CVD in Patients and Survivors of Breast Cancer
- Mehta LS, Watson KE, Barac A, et al.
- Cardiovascular Disease and Breast Cancer: Where These Entities Intersect: A Scientific Statement From the American Heart Association. Circulation 2018;Feb 1:[Epub ahead of print].
The following are summary points to remember about this American Heart Association (AHA) Scientific Statement on Cardiovascular Disease (CVD) and Breast Cancer:
- In older, postmenopausal women, the risk of mortality attributable to CVD is higher in breast cancer survivors than in women without a history of breast cancer. This greater risk manifests itself approximately 7 years after the diagnosis of breast cancer.
- Age-adjusted mortality rates of coronary heart disease (CHD) and stroke are higher than that of breast cancer. Mortality rates are higher in non-Hispanic black women than in non-Hispanic white and Hispanic women for CHD, stroke, and breast cancer.
- CVD and breast cancer have shared risk factors including age, diet, family history, alcohol intake, hormone replacement, obesity/overweight, physical activity, and tobacco use. Adherence to a larger number of ideal CV health behaviors or factors from the AHA’s Life’s Simple 7 health campaign is associated with a trend toward a lower incidence of breast cancer (p for trend = 0.11).
- Cancer treatment can result in early or delayed cardiotoxicity that can vary from left ventricular (LV) dysfunction to overt HF, hypertension, arrhythmias, myocardial ischemia, valvular disease, thromboembolic disease, pulmonary hypertension, and pericarditis. The most commonly reported and monitored side effect of chemotherapy is LV systolic dysfunction. Patients at risk for CV dysfunction with cardiotoxic therapies include any of the following: a) High-dose anthracycline therapy: doxorubicin ≥250 mg/m2 or epirubicin ≥600 mg/m2; b) High-dose radiation therapy when the heart is in the field of treatment: radiotherapy ≥30 Gy; c) Sequential treatment: lower-dose anthracycline therapy (doxorubicin <250 mg/m2 or epirubicin <600 mg/m2) and then subsequent therapy with trastuzumab; or d) Combination therapy: lower-dose anthracycline (doxorubicin <250 mg/m2 or epirubicin <600 mg/m2) combined with lower-dose radiation therapy when the heart is in the field of treatment (<30 Gy).
- Patients more likely to develop cardiotoxicity include those with any of the following risk factors: a) Older age at time of cancer treatment (≥60 years), ≥2 CVD risk factors during or after cancer treatment: diabetes mellitus, dyslipidemia, hypertension, obesity, smoking; and b) History of myocardial infarction, moderate valvular disease, or low normal LV function (50–55%) before or during potentially cardiotoxic chemotherapy.

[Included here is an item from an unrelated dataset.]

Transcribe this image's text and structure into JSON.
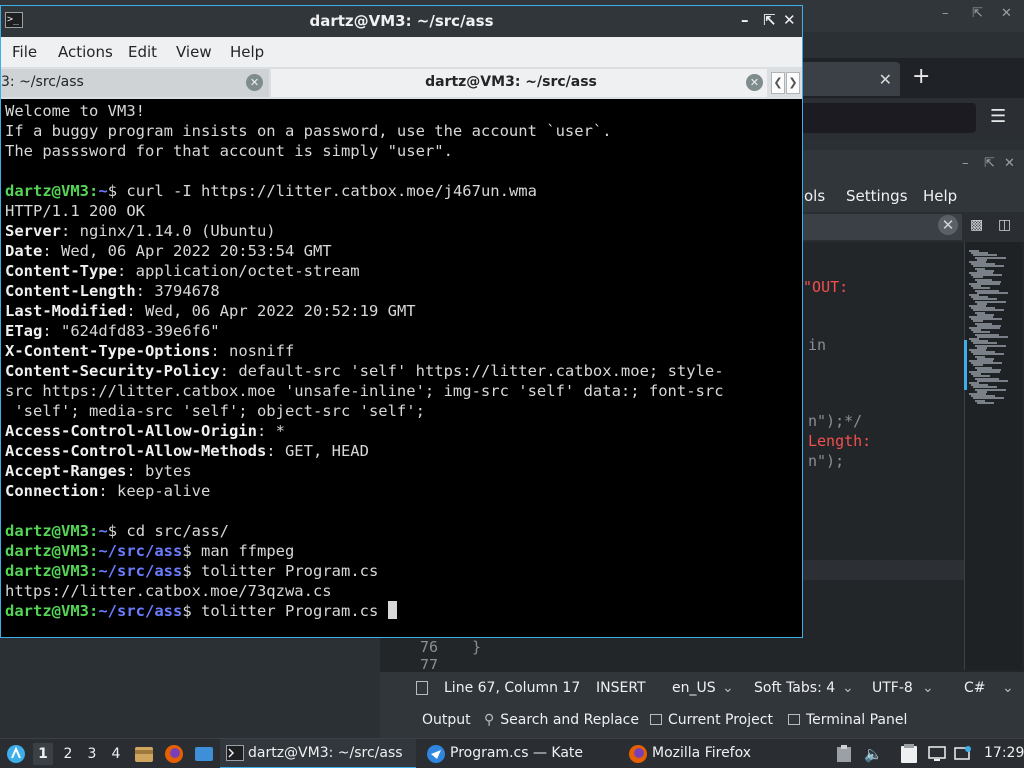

- Radiotherapy can result in coronary atherosclerosis and accelerated endothelial injury as early as 5 years after exposure among breast cancer survivors who receive left-sided thoracic therapy, and persistence of risk remains for up to 30 years. In addition to macrovascular disease, patients can also develop microvascular dysfunction that results clinically in impaired coronary flow reserve, myocardial ischemia, and myocardial fibrosis.
- Monitoring strategies for cardiotoxicity include echocardiography and/or strain imaging, MUGA scans (but this is exposing a cancer patient to radiation), cardiac magnetic resonance imaging (MRI) and/or feature tracking (FT-MRI), and biomarkers (troponins, B-type natriuretic peptide).
- Since data from large randomized controlled trials of beta-blocker, angiotensin-converting enzyme inhibitor/angiotensin-receptor blocker, and spironolactone use in breast cancer patients are not yet available, the authors opine that it is reasonable to treat anthracycline or trastuzumab-induced cardiomyopathy in accordance with the American College of Cardiology/AHA HF guidelines.
- There are no definitive guidelines specific to CVD prevention in breast cancer patients, because most of these studies were small and had variable endpoint definitions.
- The authors concluded that comprehensive care is an essential element in the management of cancer patients to maximize gains in cancer therapy while minimizing the potential deleterious impact on CV health. This includes surveillance in survivorship programs.
Perspective: This article shines a light on a burgeoning field, but with a paucity of randomized clinical data. There are not enough evidence-based data to make specific recommendations on management of such patients.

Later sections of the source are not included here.